ON WEDNESDAY, the Federal National Mortgage Association and the Federal Home Loan Mortgage Corp. will mark their ninth anniversary under what was supposed to have been temporary federal control, but Congress still seems far from legislating a permanent fix for the housing finance giants. The two entities continue to back roughly half of all residential mortgages in the United States; and they continue to do so under the conservatorship of their regulator, the Federal Housing Finance Agency (FHFA). Overall, conditions in residential real estate are generally benign, with prices and equity back to pre-2008 levels, interest rates moderate and the homeownership rate having bottomed out at a possibly more sustainable level. Nevertheless, continuing uncertainty over the future of mortgage finance — i.e., the future of Fannie Mae and Freddie Mac — remains a drag on the market.
A key goal for reform should be to prevent the reemergence of the old model that combined profit-seeking and a nontransparent government guarantee, badly distorting Fannie Mae and Freddie Mac's performance and leaving taxpayers vulnerable to a massive bailout during the Great Recession. To be sure, the two government-sponsored entities are profitable once again and have repaid the bailout. What's more, the FHFA has been quietly taking steps to reduce taxpayer risk without new legislation. At the regulator's insistence, Fannie Mae and Freddie Mac have sold tens of billions of dollars' worth of newly designed securities that, unlike their traditional offerings, require private investors to absorb some loss if the underlying mortgages default. Total sales of the securities are expected to exceed $50 billion soon, according to a recent Wall Street Journal report. The risk thereby transferred to private investors may render the entities less vulnerable to a federal bailout in the event of another recession. Additionally, the FHFA and the entities are shrinking formerly vast investment portfolios and making progress toward a technologically up-to-date shared "platform" for pooling large numbers of vetted mortgages safely into marketable securities.

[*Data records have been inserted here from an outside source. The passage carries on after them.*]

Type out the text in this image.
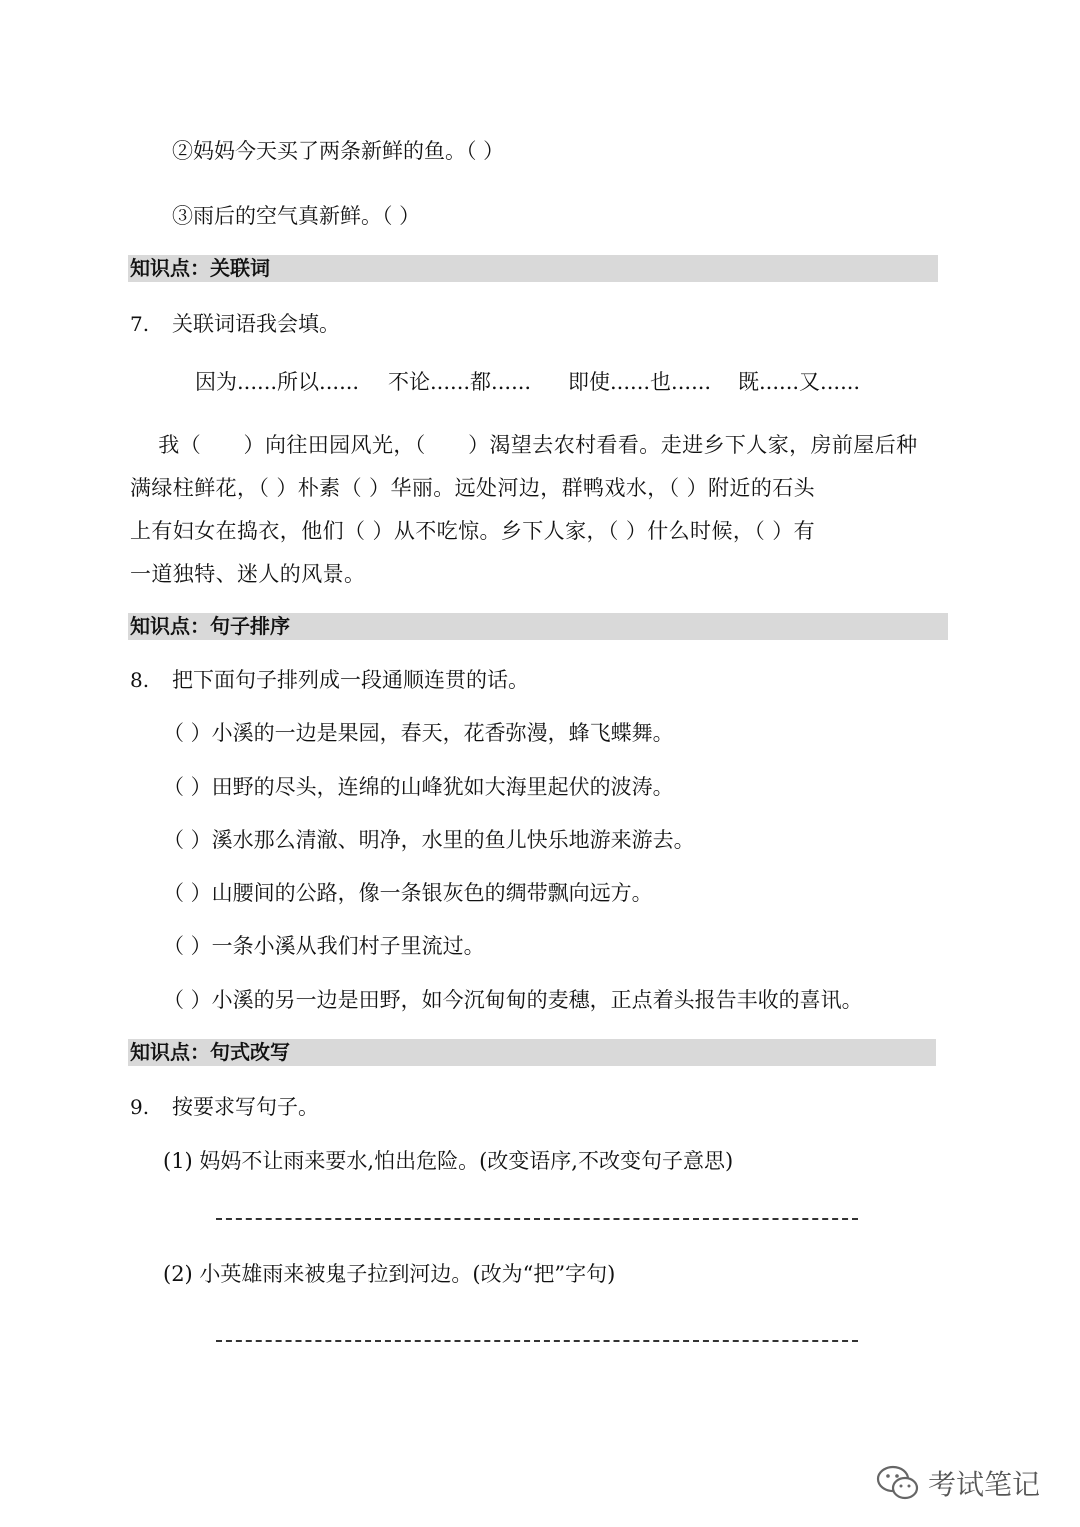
②妈妈今天买了两条新鲜的鱼。（ ）
③雨后的空气真新鲜。（ ）
知识点：关联词
7. 关联词语我会填。
因为......所以...... 不论......都...... 即使......也...... 既......又......

我（      ）向往田园风光，（      ）渴望去农村看看。走进乡下人家，房前屋后种

满绿柱鲜花，（ ）朴素（ ）华丽。远处河边，群鸭戏水，（ ）附近的石头

上有妇女在捣衣，他们（ ）从不吃惊。乡下人家，（ ）什么时候，（ ）有

一道独特、迷人的风景。

知识点：句子排序
8. 把下面句子排列成一段通顺连贯的话。
（ ）小溪的一边是果园，春天，花香弥漫，蜂飞蝶舞。
（ ）田野的尽头，连绵的山峰犹如大海里起伏的波涛。
（ ）溪水那么清澈、明净，水里的鱼儿快乐地游来游去。
（ ）山腰间的公路，像一条银灰色的绸带飘向远方。
（ ）一条小溪从我们村子里流过。
（ ）小溪的另一边是田野，如今沉甸甸的麦穗，正点着头报告丰收的喜讯。
知识点：句式改写
9. 按要求写句子。
(1) 妈妈不让雨来要水,怕出危险。(改变语序,不改变句子意思)
(2) 小英雄雨来被鬼子拉到河边。(改为“把”字句)
考试笔记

Both of these trends should help ease the transition to a new system in which the private sector takes the lead in mortgage finance, with government, at most, providing a guarantee against a catastrophic meltdown. That basic concept has been at the center of various bipartisan legislative proposals over the course of Fannie Mae and Freddie Mac's near-decade as wards of the federal government. Despite the high-level agreement, no bill has managed to pass both houses of Congress. Republican free-market purists have balked at any residual government role; Democrats have insisted on higher levels of mandatory assistance to "underserved" borrowers.
No one should be deceived by current relatively placid conditions. Indeed, Fannie Mae and Freddie Mac's capability to transfer risk to the private sector could quickly evaporate if the economy slows and investors start demanding a higher premium for taking on the risks associated with even relatively safe loans, which is what the two have mostly been selling so far. Housing is a vital sector, and housing reform is the last great piece of unfinished business from the Great Recession. Congress and the Trump administration must get busy putting a permanently revamped mortgage finance system in place before unforeseen events once again put pressure on the old one.